¡Salud amigo!
“El simposio (“sympósion”) comienza al final del banquete (“deînon” o “sýndeipnon”). Cuando ya se ha concluido la comida y los comensales pueden dedicarse alegremente a beber en amistosa compañía y a conversar con entera libertad. Los sirvientes despejan las mesas, aportan perfumes y ligeras coronas de mirto, y escancian generosamente el vino en las copas. La mezcla de la bebida, la música de las flautas, la belleza de los muchachos y las danzarinas ocasionales, todo ello contribuye a la festiva atmósfera en la franqueza jovial que el momento propicio, discurren en charlas desenfadadas. El ambiente rumoroso ‘adormece las penas y despierta el instinto amoroso’, como dice Jenofonte, mientras circulan las copas y las palabras alegres.”
Carlos García Gual. Introducción a “El banquete” de Platón, Alianza Editorial, 1987.
Decía el artista polaco/japonés Koji Kamoji, que un buen artista tendría que ser un buen cocinero. Nos los decía (a JGARCÍA) en una maravillosa cena que había preparado durante nuestra estancia en Varsovia, mientras disfrutábamos de una residencia artística atendiendo a su maestría. Creo que un cocinero no tiene por qué ser un artista, ni un artista tiene por qué ser un buen cocinero, pero su afirmación me parece muy interesante, ya que la relación que puede existir entre el arte y la cocina (yo siempre he pensado que la cocina tiene más que ver con la alquimia) puede estar en que en la preparación se manejan similares estrategias con la materia, y al final el resultado tiene un efecto sobre el receptor. No me refiero a lo que impera en los últimos tiempos, una presentación estetizante, que me parece muy bien, me refiero en general a que la buena comida no es la suma de varios elementos, sino algo más, y en cuanto al efecto que produce, no me refiero a la pretendida y pedante sublimación de texturas, olores y sabores, sino a la especial disposición que genera en el estado de ánimo. Esto lo sabía muy bien Agatón y sus invitados a “El banquete” que propuso Platón como marco para su discurso sobre el Amor.
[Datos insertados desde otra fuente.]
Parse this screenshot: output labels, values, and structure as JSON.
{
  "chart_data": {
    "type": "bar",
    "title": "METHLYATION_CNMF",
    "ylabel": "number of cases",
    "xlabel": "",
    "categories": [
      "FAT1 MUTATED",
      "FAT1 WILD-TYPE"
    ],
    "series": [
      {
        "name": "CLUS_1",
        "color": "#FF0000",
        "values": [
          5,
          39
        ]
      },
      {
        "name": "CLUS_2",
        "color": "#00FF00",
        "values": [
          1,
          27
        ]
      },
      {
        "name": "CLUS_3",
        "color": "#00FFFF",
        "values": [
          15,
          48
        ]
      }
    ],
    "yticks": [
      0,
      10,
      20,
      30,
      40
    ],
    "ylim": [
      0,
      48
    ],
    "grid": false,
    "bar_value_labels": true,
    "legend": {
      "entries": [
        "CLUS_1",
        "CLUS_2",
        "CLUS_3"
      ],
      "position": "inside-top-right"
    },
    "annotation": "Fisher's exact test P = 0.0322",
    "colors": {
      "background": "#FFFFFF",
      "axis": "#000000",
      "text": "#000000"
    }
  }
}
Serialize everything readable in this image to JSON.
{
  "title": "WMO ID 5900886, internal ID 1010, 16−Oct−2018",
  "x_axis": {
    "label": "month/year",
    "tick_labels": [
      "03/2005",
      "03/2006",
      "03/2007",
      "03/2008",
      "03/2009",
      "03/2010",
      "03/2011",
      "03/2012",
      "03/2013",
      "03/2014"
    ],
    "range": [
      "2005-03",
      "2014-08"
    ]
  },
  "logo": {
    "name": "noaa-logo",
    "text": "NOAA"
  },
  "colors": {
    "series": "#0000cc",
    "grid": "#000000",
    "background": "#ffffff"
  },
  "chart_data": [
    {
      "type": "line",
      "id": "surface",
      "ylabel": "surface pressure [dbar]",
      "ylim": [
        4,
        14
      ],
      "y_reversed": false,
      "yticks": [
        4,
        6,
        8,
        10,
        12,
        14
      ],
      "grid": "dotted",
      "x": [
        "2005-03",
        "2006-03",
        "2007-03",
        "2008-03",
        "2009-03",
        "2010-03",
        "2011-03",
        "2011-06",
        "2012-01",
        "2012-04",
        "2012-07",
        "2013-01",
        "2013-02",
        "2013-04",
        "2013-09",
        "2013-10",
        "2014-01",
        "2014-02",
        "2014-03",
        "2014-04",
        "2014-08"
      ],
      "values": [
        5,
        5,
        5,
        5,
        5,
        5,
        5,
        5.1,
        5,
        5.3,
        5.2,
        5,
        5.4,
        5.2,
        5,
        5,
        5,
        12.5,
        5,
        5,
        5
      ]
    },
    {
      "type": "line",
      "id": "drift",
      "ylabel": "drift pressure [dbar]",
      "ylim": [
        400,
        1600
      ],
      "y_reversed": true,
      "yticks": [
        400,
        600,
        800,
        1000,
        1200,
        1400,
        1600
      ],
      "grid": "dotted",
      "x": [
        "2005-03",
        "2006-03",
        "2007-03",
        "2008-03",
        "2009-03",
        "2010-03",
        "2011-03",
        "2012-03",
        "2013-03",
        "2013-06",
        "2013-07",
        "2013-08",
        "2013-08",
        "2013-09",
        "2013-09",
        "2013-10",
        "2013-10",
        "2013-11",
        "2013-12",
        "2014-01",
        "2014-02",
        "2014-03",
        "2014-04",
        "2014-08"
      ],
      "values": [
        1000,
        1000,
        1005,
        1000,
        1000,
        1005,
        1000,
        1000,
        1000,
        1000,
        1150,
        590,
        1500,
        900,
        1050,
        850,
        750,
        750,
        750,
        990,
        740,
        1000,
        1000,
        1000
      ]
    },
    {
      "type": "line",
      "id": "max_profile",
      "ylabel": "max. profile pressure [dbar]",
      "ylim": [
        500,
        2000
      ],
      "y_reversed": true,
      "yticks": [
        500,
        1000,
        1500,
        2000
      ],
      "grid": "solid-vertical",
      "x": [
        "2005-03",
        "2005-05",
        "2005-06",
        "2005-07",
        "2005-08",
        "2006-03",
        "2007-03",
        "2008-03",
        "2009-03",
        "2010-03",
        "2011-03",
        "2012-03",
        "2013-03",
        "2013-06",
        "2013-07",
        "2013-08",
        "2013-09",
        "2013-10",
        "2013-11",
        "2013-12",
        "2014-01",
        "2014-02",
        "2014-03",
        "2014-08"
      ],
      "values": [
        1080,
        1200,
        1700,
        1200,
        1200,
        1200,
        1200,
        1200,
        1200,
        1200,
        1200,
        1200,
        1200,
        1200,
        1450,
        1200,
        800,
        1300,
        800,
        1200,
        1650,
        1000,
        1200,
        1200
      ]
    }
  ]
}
Sabemos que no todas las comidas son así. ¿Quién no ha sido invitado a alguna cena en la que se haya sentido incómodo por comer mucho, comer poco… por no saber cómo actuar? En el fondo el anfitrión había preparado la comida para él, no para sus comensales. ¡Qué ganas de salir corriendo! En mis estancias en Centroeuropa también me resultaba muy incómodo el enfoque individual que se le da al hecho de alimentarse. ¡Qué desagradable comer mientras otra persona está en la mesa y no quiere participar de tu comida!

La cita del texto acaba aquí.